Nucleic Acids and Vectors The present disclosure also provides one or more nucleic acid sequences encoding the heteromultimers described herein. The term "nucleic acid sequence" encompasses polymers of DNA or RNA, i.e., polynucleotides, which may be single-stranded or double-stranded and may contain non-natural or modified nucleotides. As used herein, the terms "nucleic acid" and "polynucleotide" refer to polymeric forms of nucleotides of any length, either ribonucleotides (RNA) or deoxyribonucleotides (DNA). These terms refer to the primary structure of the molecule, and thus include double-stranded and single-stranded DNA, as well as double-stranded and single-stranded RNA. The terms include as equivalents analogs of either RNA or DNA made from nucleotide analogs, as well as modified polynucleotides, such as, but not limited to, methylated and/or end-protected polynucleotides. Nucleic acids are typically linked via phosphate linkages to form nucleic acid sequences or polynucleotides, although many other linkages are known in the art (e.g., phosphorothioates, boranophosphates, etc.).
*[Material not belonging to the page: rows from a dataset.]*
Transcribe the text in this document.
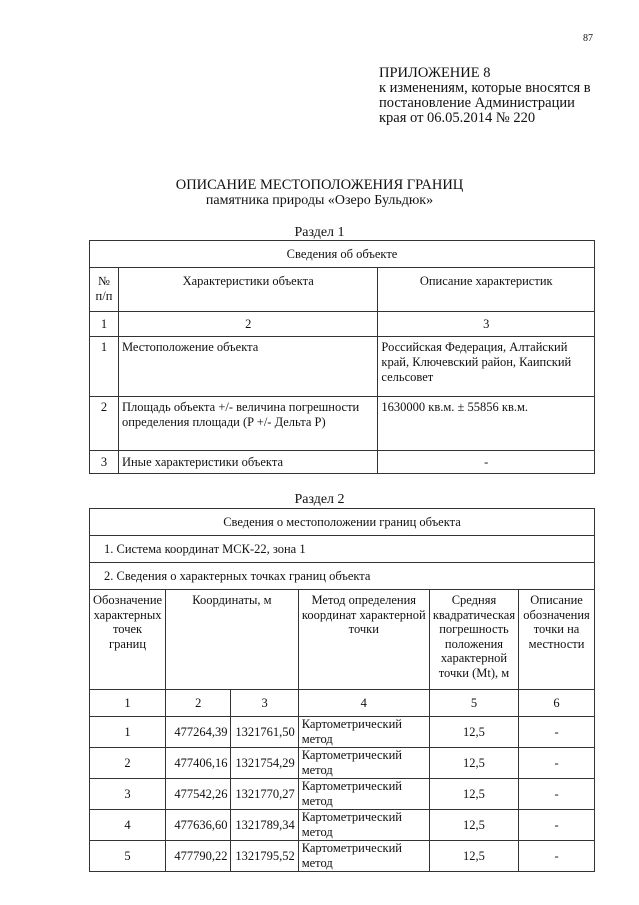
87
ПРИЛОЖЕНИЕ 8
к изменениям, которые вносятся в
постановление Администрации
края от 06.05.2014 № 220
ОПИСАНИЕ МЕСТОПОЛОЖЕНИЯ ГРАНИЦ
памятника природы «Озеро Бульдюк»
Раздел 1
Сведения об объекте		
№ п/п	Характеристики объекта	Описание характеристик
1	2	3
1	Местоположение объекта	Российская Федерация, Алтайский край, Ключевский район, Каипский сельсовет
2	Площадь объекта +/- величина погрешности определения площади (P +/- Дельта P)	1630000 кв.м. ± 55856 кв.м.
3	Иные характеристики объекта	-
Раздел 2
Сведения о местоположении границ объекта					
1. Система координат МСК-22, зона 1					
2. Сведения о характерных точках границ объекта					
Обозначение характерных точек границ	Координаты, м		Метод определения координат характерной точки	Средняя квадратическая погрешность положения характерной точки (Mt), м	Описание обозначения точки на местности
1	2	3	4	5	6
1	477264,39	1321761,50	Картометрический метод	12,5	-
2	477406,16	1321754,29	Картометрический метод	12,5	-
3	477542,26	1321770,27	Картометрический метод	12,5	-
4	477636,60	1321789,34	Картометрический метод	12,5	-
5	477790,22	1321795,52	Картометрический метод	12,5	-
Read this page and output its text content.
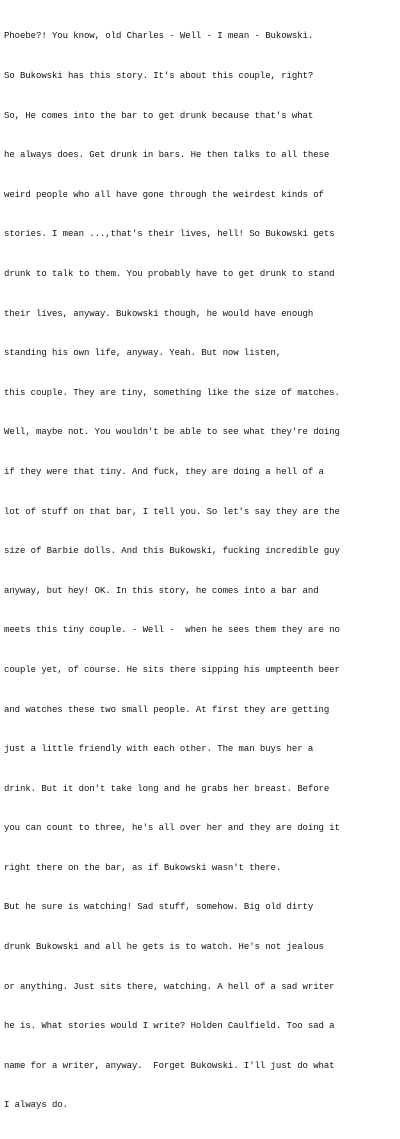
Phoebe?! You know, old Charles - Well - I mean - Bukowski.

So Bukowski has this story. It's about this couple, right?

So, He comes into the bar to get drunk because that's what

he always does. Get drunk in bars. He then talks to all these

weird people who all have gone through the weirdest kinds of

stories. I mean ...,that's their lives, hell! So Bukowski gets

drunk to talk to them. You probably have to get drunk to stand

their lives, anyway. Bukowski though, he would have enough

standing his own life, anyway. Yeah. But now listen,

this couple. They are tiny, something like the size of matches.

Well, maybe not. You wouldn't be able to see what they're doing

if they were that tiny. And fuck, they are doing a hell of a

lot of stuff on that bar, I tell you. So let's say they are the

size of Barbie dolls. And this Bukowski, fucking incredible guy

anyway, but hey! OK. In this story, he comes into a bar and

meets this tiny couple. - Well -  when he sees them they are no

couple yet, of course. He sits there sipping his umpteenth beer

and watches these two small people. At first they are getting

just a little friendly with each other. The man buys her a

drink. But it don't take long and he grabs her breast. Before

you can count to three, he's all over her and they are doing it

right there on the bar, as if Bukowski wasn't there.

But he sure is watching! Sad stuff, somehow. Big old dirty

drunk Bukowski and all he gets is to watch. He's not jealous

or anything. Just sits there, watching. A hell of a sad writer

he is. What stories would I write? Holden Caulfield. Too sad a

name for a writer, anyway.  Forget Bukowski. I'll just do what

I always do.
In some aspects, the disclosure provides one or more nucleic acid sequences encoding the heavy and light chains of a first heterodimer. For example, a first nucleic acid sequence may encode the heavy chain of the first heterodimer, and a second nucleic acid sequence different from the first nucleic acid sequence may encode the light chain of the first heterodimer. Alternatively, both the heavy and light chains of the first heterodimer may be encoded by a single nucleic acid sequence. Similarly, a first nucleic acid sequence may encode the heavy chain of a second heterodimer, and a second different nucleic acid sequence may encode the light chain of the second heterodimer. Alternatively, both the heavy and light chains of the second heterodimer may be encoded by a single nucleic acid sequence. In other aspects, a single nucleic acid sequence may encode the heavy and light chains of the first heterodimer and the heavy and light chains of the second heterodimer. Exemplary nucleic acid sequences encoding the CDRs, variable regions, and heavy and light chains that bind DLL3 and human CD3 are set forth below in Sequence Tables 15 and 15A.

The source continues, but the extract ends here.